First, China has historically been a self-sufficient agrarian economy at the mercy of nature — inherently closed and fragile, requiring harmony with the rhythms of the seasons. This shaped the trajectory of Chinese medicine toward an agrarian, human-centered foundation. It was destined to be a slow, gradual process, one that emphasizes regulation and restoration, boosting immunity — essentially empowering the body’s own capacity to fight disease. In the West, by contrast, the rise of industrial capitalism and the factory system meant that capitalists exploited the working class, creating demand for quick, immediately effective treatments.
Second, Chinese scientific and technological development has traditionally prioritized practical experience over theoretical abstraction. This led Chinese medicine to focus on summarizing the clinical wisdom of predecessors, employing methods such as analogy and pattern recognition to study medicinal substances. Furthermore, the deeply entrenched tradition of passing knowledge down within family lineages and sectarian schools, combined with a gradually ossified and insular cultural orthodoxy, made it exceedingly difficult to achieve the kind of cross-pollination and synthesis seen in an open scholarly tradition.
Western medicine, meanwhile, underwent an intellectual awakening following the Renaissance and the Reformation. The liberation of thought, the advancement of anatomy and cell theory, together with strong state support for scientific development and well-crafted policies, provided Western medicine with robust material and intellectual foundations for its growth.

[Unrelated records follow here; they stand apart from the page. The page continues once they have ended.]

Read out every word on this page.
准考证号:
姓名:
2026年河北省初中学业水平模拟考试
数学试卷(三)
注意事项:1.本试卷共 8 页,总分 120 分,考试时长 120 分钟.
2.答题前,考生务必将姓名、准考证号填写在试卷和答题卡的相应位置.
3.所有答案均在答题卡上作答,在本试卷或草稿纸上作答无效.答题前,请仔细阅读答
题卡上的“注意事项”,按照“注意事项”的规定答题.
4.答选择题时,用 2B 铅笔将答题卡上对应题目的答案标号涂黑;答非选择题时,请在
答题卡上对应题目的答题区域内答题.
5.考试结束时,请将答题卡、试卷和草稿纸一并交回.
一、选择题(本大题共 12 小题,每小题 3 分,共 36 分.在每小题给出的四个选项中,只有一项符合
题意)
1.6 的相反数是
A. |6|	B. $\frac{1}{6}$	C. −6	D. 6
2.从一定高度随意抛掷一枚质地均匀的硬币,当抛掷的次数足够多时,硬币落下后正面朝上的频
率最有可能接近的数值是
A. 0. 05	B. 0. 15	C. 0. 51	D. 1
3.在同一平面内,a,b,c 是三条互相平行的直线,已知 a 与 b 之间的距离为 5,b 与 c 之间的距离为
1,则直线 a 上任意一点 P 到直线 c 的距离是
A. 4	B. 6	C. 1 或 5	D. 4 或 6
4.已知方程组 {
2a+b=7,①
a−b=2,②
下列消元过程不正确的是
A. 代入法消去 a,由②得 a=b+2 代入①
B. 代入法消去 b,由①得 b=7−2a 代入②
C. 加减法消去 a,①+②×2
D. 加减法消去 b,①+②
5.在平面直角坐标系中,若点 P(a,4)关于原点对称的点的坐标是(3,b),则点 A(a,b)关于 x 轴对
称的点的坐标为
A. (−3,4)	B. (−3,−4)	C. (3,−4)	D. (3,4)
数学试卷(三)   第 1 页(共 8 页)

Moreover, the two traditions are rooted in fundamentally different worldviews. Chinese medicine rests on a vital-energy (qì) ontology, which determines its macroscopic, holistic orientation. Western medicine, by contrast, is built upon an atomistic worldview, which naturally directs its research toward the microscopic realm.
Third, from a practical standpoint, differences in body constitution have influenced the therapeutic directions of the two medical systems. The Chinese diet, grain-based, produces physiques that are generally more slender than those of meat-eating Westerners. A surgical approach of “cut out whatever is broken” is clearly ill-suited to such constitutions.
中文原文 / Chinese Original
第一点,中国是靠天吃饭,自给自足的小农经济,具有封闭性脆弱性,需要顺应天时的特点,导致中医发展方向以农为本,以人为本,也注定其是一个长时间的过程,所以,重在调理,提高免疫力,是一个提高人自身对抗疾病的过程。而国外是工业经济,工厂制度的建立,导致资本家压榨工人阶级的利益,需要成效快,立竿见影的方法。
第二点,中国科技发展重实用总结,轻理论抽象,导致中医更偏向于总结前人经验,主要以取象类比为方法研究中医药,且家传门派思想严重,加之以逐渐腐朽封闭的文化禁锢,难以形成百家融会贯通的局面。
而西医自文艺复兴宗教改革后,思想解放,解剖学,细胞学说进一步发展,加之国家重视科技发展,有完善的政策,为西医发展提供了充实的物质精神基础。
而且两者之间世界观有根本不同,前者是元气论世界观,决定了中医的宏观化,而后者是原子论世界观,决定其研究侧重于微观世界。
第三点,从实际上看,体质的不同影响中西医治理方向。中国以谷物为主,身体相对以肉食为主的西方人要更为瘦小,对哪坏就切一刀的治理方法显然难以适应。